Tuesday, May 09, 2006

Liberal Conservative G-d

There is no such thing as exclusive liberalism or conservativism; both are after the same thing – truth. However, each defines truth in a relatively different way, but we can tell that they share in certain essentials when we look at where the extreme polar opposites of each ideology fall on the political spectrum; it is the far left and right extremists that begin to see eye-to-eye on certain issues. For example, an extremist liberal and conservative might both ferociously oppose abortion on grounds that it is murder; the liberal has his secular humanist paradigm and the conservative has his religious sacredness paradigm, but they both agree with absolute conviction that abortion is murder. As they move further down the ends of the political spectrum they believe more strongly that abortion is murder and are less flexible to viewpoints that deem it acceptable. In that, they begin to agree with each other almost completely; that abortion is absolutely intolerable. As they move away from the edges and towards the center, they begin to disagree more and more, until they start to near the center, where they begin to reach neutrality and even apathy. Why does the unseemly occur? Why do people begin to agree on fundamental issues the more they move towards the fringes of the political spectrum and to disagree the more centrist they become? The answer must be that the closer to the center one is, the more he is subject to pulls from both sides, i.e., the more he is influenced by truths upon which each side insists. This leaves him in a state of confusion or flux, moving back and forth around the center area and teetering between both sides of the spectrum and yet feeling pulled further to one edge or the other. The center extremity seems to be the location on the spectrum in which relativism of all types occur – the place where no truth and all confusion exist – it is “tohu vavohu,” chaos. The center extremity is not marked by any specific paradigm, there is nothing, other than a “happy medium,” for which the perfect center can attest, and the “happy medium” usually is marked by a lack of a stance rather than a stance; it is a netherworld of ideology. The closer to the edges that a person gets, the stronger he feels that neutrality and apathy are damaging and the more he feels that absolute truth is a must for society.

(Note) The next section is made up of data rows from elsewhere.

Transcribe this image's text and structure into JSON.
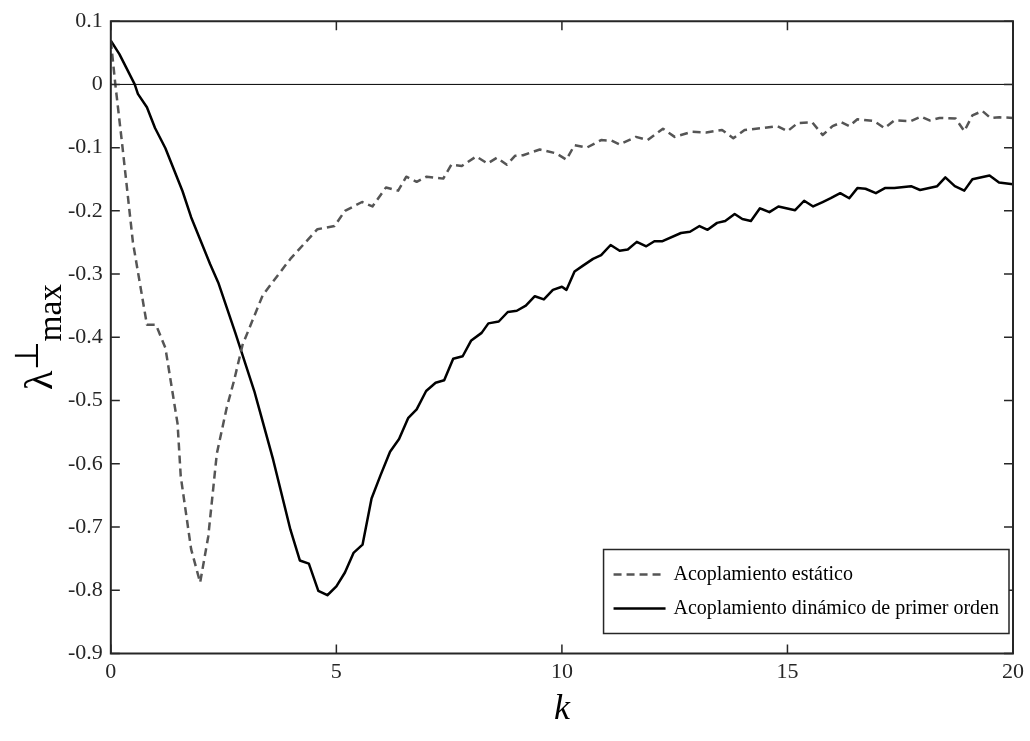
{
  "chart_data": {
    "type": "line",
    "xlabel": "k",
    "ylabel": "λ$^{⊥}$$_{max}$",
    "xlim": [
      0,
      20
    ],
    "xticks": [
      0,
      5,
      10,
      15,
      20
    ],
    "ylim": [
      -0.9,
      0.1
    ],
    "yticks": [
      -0.9,
      -0.8,
      -0.7,
      -0.6,
      -0.5,
      -0.4,
      -0.3,
      -0.2,
      -0.1,
      0,
      0.1
    ],
    "grid": false,
    "legend": "bottom right",
    "marker": "none",
    "ref_lines": [
      {
        "axis": "y",
        "value": 0,
        "color": "#000000",
        "line_style": "solid"
      }
    ],
    "series": [
      {
        "name": "Acoplamiento estático",
        "color": "#555555",
        "line_style": "dashed",
        "x": [
          0,
          0.1,
          0.26,
          0.49,
          0.8,
          1.0,
          1.21,
          1.48,
          1.55,
          1.78,
          1.98,
          2.16,
          2.35,
          2.57,
          2.73,
          2.92,
          3.37,
          3.98,
          4.58,
          4.96,
          5.19,
          5.57,
          5.8,
          6.1,
          6.37,
          6.55,
          6.78,
          7.0,
          7.37,
          7.55,
          7.78,
          8.1,
          8.35,
          8.56,
          8.78,
          8.96,
          9.14,
          9.51,
          9.87,
          10.1,
          10.28,
          10.55,
          10.87,
          11.1,
          11.28,
          11.64,
          11.9,
          12.24,
          12.5,
          12.88,
          13.2,
          13.55,
          13.8,
          14.05,
          14.46,
          14.78,
          15.0,
          15.23,
          15.55,
          15.78,
          16.0,
          16.2,
          16.37,
          16.55,
          16.92,
          17.15,
          17.37,
          17.74,
          17.96,
          18.15,
          18.37,
          18.73,
          18.92,
          19.1,
          19.32,
          19.5,
          19.7,
          20
        ],
        "values": [
          0.069,
          0,
          -0.1,
          -0.25,
          -0.38,
          -0.38,
          -0.417,
          -0.537,
          -0.62,
          -0.735,
          -0.788,
          -0.715,
          -0.584,
          -0.511,
          -0.469,
          -0.412,
          -0.333,
          -0.276,
          -0.229,
          -0.224,
          -0.2,
          -0.186,
          -0.193,
          -0.163,
          -0.168,
          -0.146,
          -0.154,
          -0.146,
          -0.149,
          -0.127,
          -0.129,
          -0.114,
          -0.125,
          -0.116,
          -0.127,
          -0.113,
          -0.112,
          -0.103,
          -0.109,
          -0.119,
          -0.096,
          -0.1,
          -0.088,
          -0.089,
          -0.095,
          -0.083,
          -0.088,
          -0.07,
          -0.083,
          -0.075,
          -0.076,
          -0.072,
          -0.085,
          -0.072,
          -0.069,
          -0.066,
          -0.074,
          -0.061,
          -0.06,
          -0.08,
          -0.066,
          -0.06,
          -0.066,
          -0.055,
          -0.058,
          -0.069,
          -0.057,
          -0.058,
          -0.051,
          -0.057,
          -0.053,
          -0.054,
          -0.074,
          -0.049,
          -0.042,
          -0.053,
          -0.052,
          -0.053
        ]
      },
      {
        "name": "Acoplamiento dinámico de primer orden",
        "color": "#000000",
        "line_style": "solid",
        "x": [
          0,
          0.19,
          0.53,
          0.6,
          0.8,
          0.98,
          1.21,
          1.59,
          1.78,
          2.2,
          2.39,
          2.76,
          3.18,
          3.3,
          3.6,
          3.98,
          4.19,
          4.39,
          4.6,
          4.8,
          5.0,
          5.19,
          5.38,
          5.58,
          5.78,
          5.98,
          6.19,
          6.39,
          6.59,
          6.78,
          6.99,
          7.2,
          7.39,
          7.59,
          7.8,
          7.99,
          8.22,
          8.37,
          8.6,
          8.8,
          9.0,
          9.2,
          9.4,
          9.6,
          9.8,
          10.0,
          10.1,
          10.28,
          10.46,
          10.69,
          10.87,
          11.08,
          11.28,
          11.46,
          11.66,
          11.87,
          12.05,
          12.23,
          12.64,
          12.84,
          13.05,
          13.23,
          13.44,
          13.62,
          13.83,
          14.0,
          14.19,
          14.39,
          14.6,
          14.8,
          15.17,
          15.37,
          15.57,
          15.78,
          15.96,
          16.17,
          16.37,
          16.55,
          16.73,
          16.96,
          17.16,
          17.37,
          17.74,
          17.94,
          18.32,
          18.5,
          18.71,
          18.92,
          19.1,
          19.48,
          19.69,
          20
        ],
        "values": [
          0.069,
          0.048,
          0,
          -0.015,
          -0.036,
          -0.069,
          -0.101,
          -0.169,
          -0.21,
          -0.284,
          -0.315,
          -0.393,
          -0.485,
          -0.516,
          -0.594,
          -0.704,
          -0.753,
          -0.758,
          -0.801,
          -0.808,
          -0.794,
          -0.772,
          -0.741,
          -0.728,
          -0.655,
          -0.618,
          -0.581,
          -0.561,
          -0.528,
          -0.514,
          -0.485,
          -0.472,
          -0.468,
          -0.434,
          -0.43,
          -0.405,
          -0.393,
          -0.378,
          -0.375,
          -0.36,
          -0.358,
          -0.35,
          -0.335,
          -0.34,
          -0.325,
          -0.32,
          -0.325,
          -0.296,
          -0.287,
          -0.276,
          -0.27,
          -0.254,
          -0.263,
          -0.261,
          -0.249,
          -0.256,
          -0.248,
          -0.248,
          -0.235,
          -0.233,
          -0.224,
          -0.23,
          -0.219,
          -0.216,
          -0.205,
          -0.213,
          -0.216,
          -0.196,
          -0.202,
          -0.193,
          -0.199,
          -0.184,
          -0.193,
          -0.186,
          -0.18,
          -0.172,
          -0.18,
          -0.164,
          -0.165,
          -0.172,
          -0.164,
          -0.164,
          -0.161,
          -0.167,
          -0.161,
          -0.147,
          -0.161,
          -0.168,
          -0.15,
          -0.144,
          -0.155,
          -0.158
        ]
      }
    ]
  }
}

But even though a fringe lefty and a fringe righty stand face-to-face at opposite ends of the spectrum (in which the spectrum curves around like a ring and meets, with a space in the middle), they are still on opposite ends of the spectrum; they each stand for entirely different paradigms. How can they possibly agree on an issue? For example, both the fringe liberal and conservative feel with absolute conviction that abortion is murder, but one feels it on the grounds of a rational secular humanism and the other feels it on the grounds of a sacredness essential to G-d; are these not two opposing and contradictory viewpoints? No they are not; the fringe liberal has a solid and unwavering conceptualization of human value and dignity, not to mention a powerful conscious based on these notions, while the fringe conservative has a solid and unwavering conceptualization of the holy and sacred, not to mention also a powerful conscious based on these notions. It is at this point on the spectrum where a truth can be fostered, the type of truth that yields genuine peace, because an unwavering notion of human value and dignity and an unwavering notion of the holy and the sacred are the same thing! The secular humanism of the left reaches so far into the extremities that on its own it idolizes the human being to the status of G-d; it has the notion of human dignity down pat, but it is G-dless and therefore it cannot last and becomes what it detests. The sacred religiosity of the right too reaches so far into the extremities of the right that it stamps out all that is beautiful and harmonious about the sacred and becomes rigid and frozen; it removes the human element from the equation almost entirely – it can last, but only by force. In this spot is where the overt love of the human and his worth meets the overt love of the holy and its worth, and it is here, and only here, where the human being becomes holy. This is “G-d’s Spot,” this is where G-d intends for humanity to reside, and this is the intent of each of the commandments; at once they establish dignity towards human beings (and animals) and to the consciousness of the Divine, which is our G-d. That is why you cannot have a secular form of the Divine commandments and it is why you cannot have a form of religious piety divorced from the human condition. This is the Equilibrium of existence, which is the Torah, which is peace.